Minha avó, Dona Nair, nasceu e cresceu no interior de Minas Gerais. Mulher forte, da roça, que acordava antes do sol pra tirar leite da vaca e terminava o dia com os pés no chão e as mãos no fogão. Nunca ouvi essa mulher falar em calorias ou carboidratos. Mas ela dizia uma coisa que virou minha filosofia de vida: “Filha, comer bem é resistir à pressa e abraçar o tempo.”

Ela não comprava alimentos ultraprocessados porque eles nem chegavam na mercearia do bairro. Fazia o próprio pão, ralava coco no ralador de ferro e cozinhava abóbora com casca. Nada era desperdiçado. Hoje, a ciência chama isso de alimentação consciente e sustentável, mas pra ela era só jeito de viver.

A culpa não mora no prato

Por muito tempo, me senti culpada por comer. Eu, que cresci no colo da vó, ouvi frases como “não come isso que engorda”, “essa comida é bomba calórica”, “você precisa ter força de vontade”. Perdi as contas de quantas dietas fiz, de quantas vezes chorei em frente ao espelho e jurei que seria “diferente na segunda-feira”.

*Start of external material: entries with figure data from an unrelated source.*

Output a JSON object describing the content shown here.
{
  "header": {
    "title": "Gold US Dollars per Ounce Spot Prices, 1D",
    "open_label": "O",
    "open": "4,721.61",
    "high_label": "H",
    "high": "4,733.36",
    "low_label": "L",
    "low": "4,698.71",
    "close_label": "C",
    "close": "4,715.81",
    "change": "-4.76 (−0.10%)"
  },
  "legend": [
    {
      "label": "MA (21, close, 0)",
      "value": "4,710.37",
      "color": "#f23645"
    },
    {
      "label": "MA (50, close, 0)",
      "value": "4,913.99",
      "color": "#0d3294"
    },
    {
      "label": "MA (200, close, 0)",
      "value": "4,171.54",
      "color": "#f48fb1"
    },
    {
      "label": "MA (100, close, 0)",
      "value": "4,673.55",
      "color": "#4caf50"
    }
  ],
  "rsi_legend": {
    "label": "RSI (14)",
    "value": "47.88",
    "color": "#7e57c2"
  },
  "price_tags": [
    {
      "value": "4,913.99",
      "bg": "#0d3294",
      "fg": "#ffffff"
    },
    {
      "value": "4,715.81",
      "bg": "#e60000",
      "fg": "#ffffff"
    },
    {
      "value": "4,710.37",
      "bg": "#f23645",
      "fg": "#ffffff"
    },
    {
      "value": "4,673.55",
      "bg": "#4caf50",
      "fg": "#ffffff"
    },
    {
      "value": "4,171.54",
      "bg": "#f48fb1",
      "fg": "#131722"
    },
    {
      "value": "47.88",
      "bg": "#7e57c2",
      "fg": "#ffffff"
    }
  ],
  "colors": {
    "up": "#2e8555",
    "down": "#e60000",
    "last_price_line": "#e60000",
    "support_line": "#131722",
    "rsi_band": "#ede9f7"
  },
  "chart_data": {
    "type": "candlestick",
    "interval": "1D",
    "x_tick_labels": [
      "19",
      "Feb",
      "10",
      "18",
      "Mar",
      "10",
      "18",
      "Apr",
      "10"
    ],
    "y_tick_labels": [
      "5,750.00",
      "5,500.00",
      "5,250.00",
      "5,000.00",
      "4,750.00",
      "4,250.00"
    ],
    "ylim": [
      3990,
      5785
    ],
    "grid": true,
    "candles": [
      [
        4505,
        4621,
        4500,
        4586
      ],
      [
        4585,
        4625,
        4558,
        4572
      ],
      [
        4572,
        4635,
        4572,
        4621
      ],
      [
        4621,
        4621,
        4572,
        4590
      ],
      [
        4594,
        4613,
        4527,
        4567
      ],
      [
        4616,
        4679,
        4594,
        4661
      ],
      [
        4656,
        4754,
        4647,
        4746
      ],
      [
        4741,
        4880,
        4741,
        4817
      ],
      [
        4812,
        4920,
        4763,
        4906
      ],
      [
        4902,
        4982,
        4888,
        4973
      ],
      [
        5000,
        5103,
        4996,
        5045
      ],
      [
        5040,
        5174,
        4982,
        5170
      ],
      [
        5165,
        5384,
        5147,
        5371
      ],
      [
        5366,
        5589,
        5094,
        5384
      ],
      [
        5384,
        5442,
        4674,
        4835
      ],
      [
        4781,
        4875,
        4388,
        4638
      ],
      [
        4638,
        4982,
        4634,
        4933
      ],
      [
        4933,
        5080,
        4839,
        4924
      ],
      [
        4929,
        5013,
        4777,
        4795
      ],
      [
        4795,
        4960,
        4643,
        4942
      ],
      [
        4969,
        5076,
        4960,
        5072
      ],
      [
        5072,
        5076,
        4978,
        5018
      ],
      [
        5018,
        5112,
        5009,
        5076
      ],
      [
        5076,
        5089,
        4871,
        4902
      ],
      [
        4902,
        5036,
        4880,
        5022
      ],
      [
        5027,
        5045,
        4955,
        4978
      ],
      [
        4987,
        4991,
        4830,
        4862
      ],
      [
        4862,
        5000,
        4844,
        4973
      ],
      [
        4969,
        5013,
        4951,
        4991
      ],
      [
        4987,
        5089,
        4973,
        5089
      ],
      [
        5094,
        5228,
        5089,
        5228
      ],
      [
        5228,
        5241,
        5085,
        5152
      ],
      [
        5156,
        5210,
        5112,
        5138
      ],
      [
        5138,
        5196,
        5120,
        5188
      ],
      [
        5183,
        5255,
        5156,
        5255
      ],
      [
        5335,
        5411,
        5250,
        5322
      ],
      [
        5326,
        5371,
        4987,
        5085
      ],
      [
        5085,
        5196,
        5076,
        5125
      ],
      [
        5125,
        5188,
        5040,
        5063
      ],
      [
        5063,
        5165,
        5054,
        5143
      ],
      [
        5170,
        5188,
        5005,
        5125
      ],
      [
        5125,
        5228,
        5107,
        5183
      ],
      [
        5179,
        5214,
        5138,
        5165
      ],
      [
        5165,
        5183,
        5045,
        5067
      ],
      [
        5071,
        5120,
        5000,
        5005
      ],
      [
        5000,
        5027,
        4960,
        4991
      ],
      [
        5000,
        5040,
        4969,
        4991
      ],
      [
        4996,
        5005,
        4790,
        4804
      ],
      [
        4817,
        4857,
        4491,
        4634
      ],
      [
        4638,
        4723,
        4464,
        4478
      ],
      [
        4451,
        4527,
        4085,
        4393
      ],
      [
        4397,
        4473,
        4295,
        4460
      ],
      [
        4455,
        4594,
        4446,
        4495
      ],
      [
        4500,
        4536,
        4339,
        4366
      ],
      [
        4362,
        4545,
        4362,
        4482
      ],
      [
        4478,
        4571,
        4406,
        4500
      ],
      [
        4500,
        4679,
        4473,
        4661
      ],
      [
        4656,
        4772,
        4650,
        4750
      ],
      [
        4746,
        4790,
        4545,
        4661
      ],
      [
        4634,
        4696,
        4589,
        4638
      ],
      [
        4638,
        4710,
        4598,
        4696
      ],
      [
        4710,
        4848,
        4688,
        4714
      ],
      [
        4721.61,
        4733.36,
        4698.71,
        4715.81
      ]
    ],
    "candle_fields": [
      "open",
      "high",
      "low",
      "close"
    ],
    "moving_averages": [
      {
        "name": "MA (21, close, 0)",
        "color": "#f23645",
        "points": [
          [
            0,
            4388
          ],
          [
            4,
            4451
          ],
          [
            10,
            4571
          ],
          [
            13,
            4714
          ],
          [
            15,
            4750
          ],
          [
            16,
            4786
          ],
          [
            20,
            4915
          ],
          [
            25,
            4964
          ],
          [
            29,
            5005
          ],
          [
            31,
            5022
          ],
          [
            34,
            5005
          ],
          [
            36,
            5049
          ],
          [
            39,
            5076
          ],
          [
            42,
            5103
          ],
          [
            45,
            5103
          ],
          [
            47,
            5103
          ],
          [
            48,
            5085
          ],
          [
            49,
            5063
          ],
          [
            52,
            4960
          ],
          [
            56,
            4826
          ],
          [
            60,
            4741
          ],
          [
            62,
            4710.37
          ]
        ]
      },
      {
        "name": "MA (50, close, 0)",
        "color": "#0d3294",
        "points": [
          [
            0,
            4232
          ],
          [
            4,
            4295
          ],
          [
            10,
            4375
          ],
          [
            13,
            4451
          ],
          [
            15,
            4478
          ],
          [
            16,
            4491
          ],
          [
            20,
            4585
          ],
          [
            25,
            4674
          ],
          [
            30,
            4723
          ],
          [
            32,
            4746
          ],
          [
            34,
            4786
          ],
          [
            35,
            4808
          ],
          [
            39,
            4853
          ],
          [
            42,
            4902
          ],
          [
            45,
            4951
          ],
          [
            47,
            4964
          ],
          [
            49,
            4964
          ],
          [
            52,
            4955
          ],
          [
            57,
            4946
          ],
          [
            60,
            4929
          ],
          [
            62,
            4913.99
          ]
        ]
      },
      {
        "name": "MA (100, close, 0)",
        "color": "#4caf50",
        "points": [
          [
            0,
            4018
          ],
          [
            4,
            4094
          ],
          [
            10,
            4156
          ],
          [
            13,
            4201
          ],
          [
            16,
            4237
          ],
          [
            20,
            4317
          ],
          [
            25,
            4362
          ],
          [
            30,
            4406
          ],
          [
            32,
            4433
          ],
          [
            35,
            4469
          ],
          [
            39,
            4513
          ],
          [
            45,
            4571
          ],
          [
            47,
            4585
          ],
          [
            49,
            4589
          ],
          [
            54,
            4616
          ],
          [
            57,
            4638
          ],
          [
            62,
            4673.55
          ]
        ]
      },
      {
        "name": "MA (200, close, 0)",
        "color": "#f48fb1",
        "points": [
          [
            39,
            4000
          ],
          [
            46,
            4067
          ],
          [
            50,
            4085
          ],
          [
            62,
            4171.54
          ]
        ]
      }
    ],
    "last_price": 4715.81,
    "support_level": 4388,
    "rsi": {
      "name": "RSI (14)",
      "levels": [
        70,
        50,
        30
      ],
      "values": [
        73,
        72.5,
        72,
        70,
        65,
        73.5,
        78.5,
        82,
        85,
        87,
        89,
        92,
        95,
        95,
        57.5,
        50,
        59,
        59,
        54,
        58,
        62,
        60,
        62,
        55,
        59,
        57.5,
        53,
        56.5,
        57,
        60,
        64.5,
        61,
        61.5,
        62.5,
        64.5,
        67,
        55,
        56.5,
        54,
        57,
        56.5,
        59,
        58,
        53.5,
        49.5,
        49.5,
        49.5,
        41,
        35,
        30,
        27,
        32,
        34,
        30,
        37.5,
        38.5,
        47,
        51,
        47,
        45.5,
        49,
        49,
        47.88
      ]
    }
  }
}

Mas foi no prato simples da minha infância que reencontrei a resposta: o problema não era a comida, era a relação que fui construída com ela. A reeducação alimentar me ensinou a acolher, não punir. A lembrar que arroz com feijão bem temperado é mais nutritivo do que qualquer barra industrializada com nome em inglês.

Memórias como ponto de partida

Se você também carrega lembranças da sua avó, da sua mãe ou daquela vizinha que fazia o melhor bolo do bairro, vai entender o que quero dizer. A reeducação alimentar não precisa ser uma ruptura com o passado. Pelo contrário: ela pode – e deve – começar por ele.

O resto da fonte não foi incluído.